The district court complied with due process when it gave Capt Jay and Zirlott the opportunity to respond in writing to Freeh's motion that they be barred from receiving further compensation. See Merriman v. Sec. Ins. Co. of Hartford, 100 F.3d 1187, 1192 (5th Cir. 1996) ("[T]he opportunity to respond through written submissions [to motions for sanctions] usually constitutes sufficient opportunity to be heard."). And, as previously [*15]  mentioned, the district court made the requisite finding of bad faith when it found that Capt Jay and Zirlott had engaged in fraud by falsely misrepresenting that all of their 2009 revenue came from shrimping.
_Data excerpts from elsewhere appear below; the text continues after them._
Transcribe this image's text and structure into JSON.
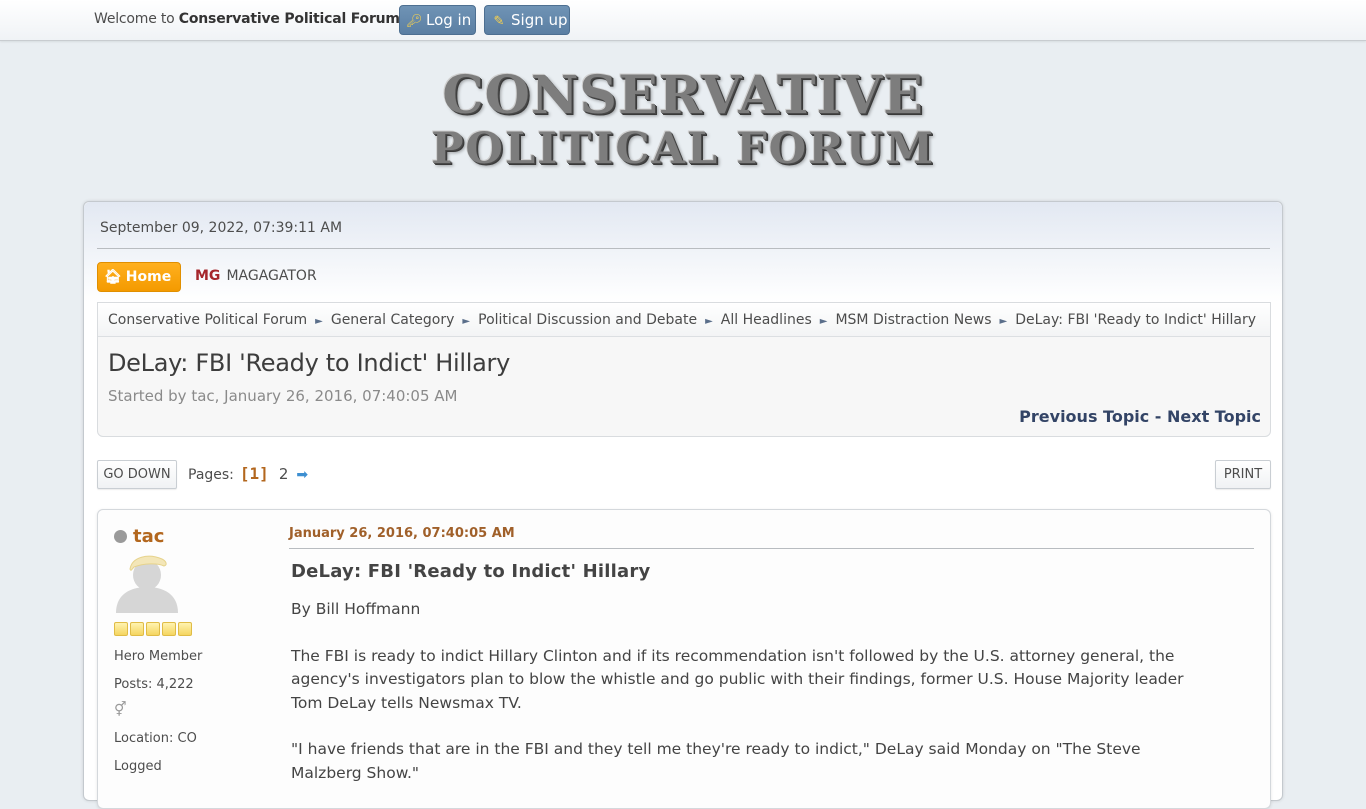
{
  "top_bar": {
    "welcome_prefix": "Welcome to ",
    "site_name": "Conservative Political Forum",
    "welcome_suffix": ".",
    "login_label": "Log in",
    "signup_label": "Sign up"
  },
  "logo": {
    "line1": "CONSERVATIVE",
    "line2": "POLITICAL FORUM"
  },
  "header": {
    "datetime": "September 09, 2022, 07:39:11 AM",
    "home_label": "Home",
    "mg_badge": "MG",
    "magagator_label": "MAGAGATOR"
  },
  "breadcrumb": [
    "Conservative Political Forum",
    "General Category",
    "Political Discussion and Debate",
    "All Headlines",
    "MSM Distraction News",
    "DeLay: FBI 'Ready to Indict' Hillary"
  ],
  "breadcrumb_separator": "►",
  "topic": {
    "title": "DeLay: FBI 'Ready to Indict' Hillary",
    "started_by": "Started by tac, January 26, 2016, 07:40:05 AM",
    "previous_label": "Previous Topic",
    "next_separator": " - ",
    "next_label": "Next Topic"
  },
  "pagination": {
    "go_down_label": "GO DOWN",
    "pages_label": "Pages:",
    "current_page": "[1]",
    "other_pages": [
      "2"
    ],
    "next_arrow": "➡",
    "print_label": "PRINT"
  },
  "post": {
    "author": "tac",
    "status": "offline",
    "rank": "Hero Member",
    "stars": 5,
    "posts": "Posts: 4,222",
    "gender_icon": "male-icon",
    "location": "Location: CO",
    "logged": "Logged",
    "date": "January 26, 2016, 07:40:05 AM",
    "subject": "DeLay: FBI 'Ready to Indict' Hillary",
    "byline": "By Bill Hoffmann",
    "paragraphs": [
      "The FBI is ready to indict Hillary Clinton and if its recommendation isn't followed by the U.S. attorney general, the agency's investigators plan to blow the whistle and go public with their findings, former U.S. House Majority leader Tom DeLay tells Newsmax TV.",
      "\"I have friends that are in the FBI and they tell me they're ready to indict,\" DeLay said Monday on \"The Steve Malzberg Show.\""
    ]
  },
  "colors": {
    "page_bg": "#e9eef2",
    "login_btn": "#5b7fa3",
    "home_btn": "#f49a00",
    "mg_red": "#a5262c",
    "author_orange": "#b3671e",
    "nav_link": "#334466"
  }
}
See Chambers, 501 U.S. at 46 ("[I]f a court finds 'that fraud has been practiced upon it, or that the very temple of justice has been defiled,' it may assess [sanctions] against the responsible party . . . as it may when a party 'shows bad faith.'" (citations omitted)); cf. Takeda Chem. Indus., Ltd. v. Mylan Lab., Inc., 549 F.3d 1381, 1391 (Fed Cir. 2008) (noting that conduct that did not amount to fraud could still be considered bad faith and subject a party to sanctions). Based on these facts, the district court did not abuse its discretion by barring Capt Jay and Zirlott from collecting funds from the Settlement Program.

IV. CONCLUSION

For the reasons herein, we AFFIRM the district court's judgment.